The strategic mobilization of kinship rights – particularly through family reunification policies and marriage-based immigration – represents a significant avenue through which diaspora communities can facilitate admission while operating within established legal frameworks. Beyond their authentic expression of family bonds, these kinship-based pathways can serve broader community interests in maintaining migration channels even during periods of restrictive immigration policy. Kinship-based migration operates at both personal and community levels – individual family ties become part of a broader network of community-sustaining relationships and arguably realize a form of self-determination.

While states maintain formal control over family reunification policies, the constitutional protection of family rights in many jurisdictions, combined with international human rights law’s robust protection of family life, still creates opportunities for sustained legal advocacy that may be more resilient to political headwinds than the frameworks of traditional refugee law.

This intersection of authentic kinship bonds and strategic community interests illustrates how diaspora networks can leverage existing legal frameworks. However, it might be interesting to recall that, in a famous line of cases, the Israeli Supreme Court compromised the right to family of its Palestinian citizens, ultimately framing family unification not only as a security concern. Even in a period that now seems much more “liberal,” the Court disallowed family reunification as a mode to “change the demographic composition” and stealthily realize refugee return “through the back door.” Family-based strategies, in other words, are far from immune from backlash.

In the bottom line, all these proposals are merely preliminary, and none of them offers a silver bullet. The fundamental tension between protection and displacement, laid bare by UNRWA’s imminent dissolution, reveals a deep internal rift within existing legal frameworks – a kind of schizophrenia, if you will.
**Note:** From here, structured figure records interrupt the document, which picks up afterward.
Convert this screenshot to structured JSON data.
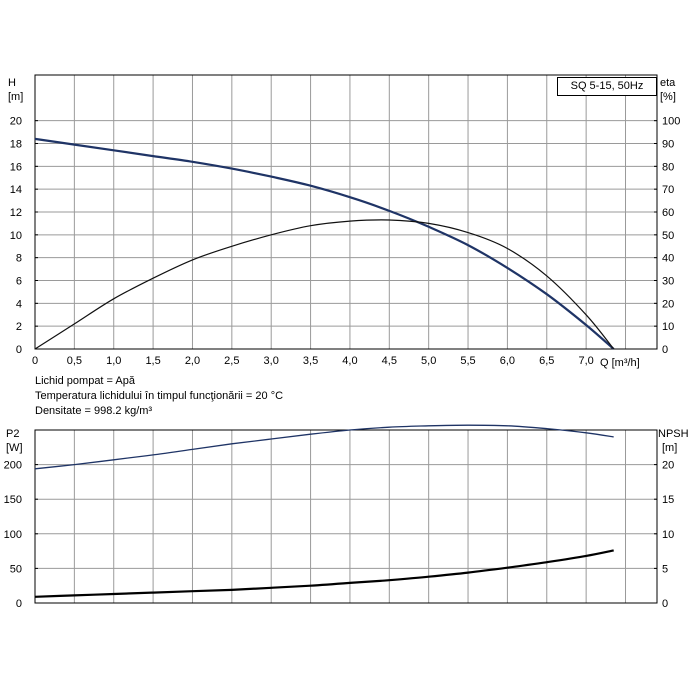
{
  "pump_model": "SQ 5-15, 50Hz",
  "fluid_info": {
    "liquid": "Lichid pompat = Apă",
    "temperature": "Temperatura lichidului în timpul funcţionării = 20 °C",
    "density": "Densitate = 998.2 kg/m³"
  },
  "chart_data": [
    {
      "type": "line",
      "title": "",
      "xlabel": "Q [m³/h]",
      "x_ticks": [
        "0",
        "0,5",
        "1,0",
        "1,5",
        "2,0",
        "2,5",
        "3,0",
        "3,5",
        "4,0",
        "4,5",
        "5,0",
        "5,5",
        "6,0",
        "6,5",
        "7,0"
      ],
      "xlim": [
        0,
        7.9
      ],
      "y_left": {
        "label_top": "H",
        "label_unit": "[m]",
        "ylim": [
          0,
          24
        ],
        "ticks": [
          "0",
          "2",
          "4",
          "6",
          "8",
          "10",
          "12",
          "14",
          "16",
          "18",
          "20"
        ]
      },
      "y_right": {
        "label_top": "eta",
        "label_unit": "[%]",
        "ylim": [
          0,
          120
        ],
        "ticks": [
          "0",
          "10",
          "20",
          "30",
          "40",
          "50",
          "60",
          "70",
          "80",
          "90",
          "100"
        ]
      },
      "series": [
        {
          "name": "H",
          "axis": "left",
          "x": [
            0,
            0.5,
            1.0,
            1.5,
            2.0,
            2.5,
            3.0,
            3.5,
            4.0,
            4.5,
            5.0,
            5.5,
            6.0,
            6.5,
            7.0,
            7.35
          ],
          "y": [
            18.4,
            17.9,
            17.4,
            16.9,
            16.4,
            15.8,
            15.1,
            14.3,
            13.3,
            12.1,
            10.7,
            9.1,
            7.1,
            4.8,
            2.1,
            0
          ]
        },
        {
          "name": "eta",
          "axis": "right",
          "x": [
            0,
            0.5,
            1.0,
            1.5,
            2.0,
            2.5,
            3.0,
            3.5,
            4.0,
            4.5,
            5.0,
            5.5,
            6.0,
            6.5,
            7.0,
            7.35
          ],
          "y": [
            0,
            11,
            22,
            31,
            39,
            45,
            50,
            54,
            56,
            56.5,
            55,
            51,
            44,
            32,
            15,
            0
          ]
        }
      ]
    },
    {
      "type": "line",
      "title": "",
      "xlabel": "",
      "xlim": [
        0,
        7.9
      ],
      "y_left": {
        "label_top": "P2",
        "label_unit": "[W]",
        "ylim": [
          0,
          250
        ],
        "ticks": [
          "0",
          "50",
          "100",
          "150",
          "200"
        ]
      },
      "y_right": {
        "label_top": "NPSH",
        "label_unit": "[m]",
        "ylim": [
          0,
          25
        ],
        "ticks": [
          "0",
          "5",
          "10",
          "15",
          "20"
        ]
      },
      "series": [
        {
          "name": "P2",
          "axis": "left",
          "x": [
            0,
            0.5,
            1.0,
            1.5,
            2.0,
            2.5,
            3.0,
            3.5,
            4.0,
            4.5,
            5.0,
            5.5,
            6.0,
            6.5,
            7.0,
            7.35
          ],
          "y": [
            194,
            200,
            207,
            214,
            222,
            230,
            237,
            244,
            250,
            254,
            256,
            257,
            256,
            252,
            246,
            240
          ]
        },
        {
          "name": "NPSH",
          "axis": "right",
          "x": [
            0,
            0.5,
            1.0,
            1.5,
            2.0,
            2.5,
            3.0,
            3.5,
            4.0,
            4.5,
            5.0,
            5.5,
            6.0,
            6.5,
            7.0,
            7.35
          ],
          "y": [
            0.9,
            1.1,
            1.3,
            1.5,
            1.7,
            1.9,
            2.2,
            2.5,
            2.9,
            3.3,
            3.8,
            4.4,
            5.1,
            5.9,
            6.8,
            7.6
          ]
        }
      ]
    }
  ]
}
Advocates and lawyers working in related fields must acknowledge and not shy away from these structural and internal breaks while seeking alternative legal avenues through which struggles for liberation can continue — on all sides of international borders. Diaspora-based protection networks are neither substitutes for formal legal rights nor can they, on an experiential level, replace a home. Nonetheless, in the near future, they may represent the only available paths for maintaining political identity and agency around hard borders and hostile environments.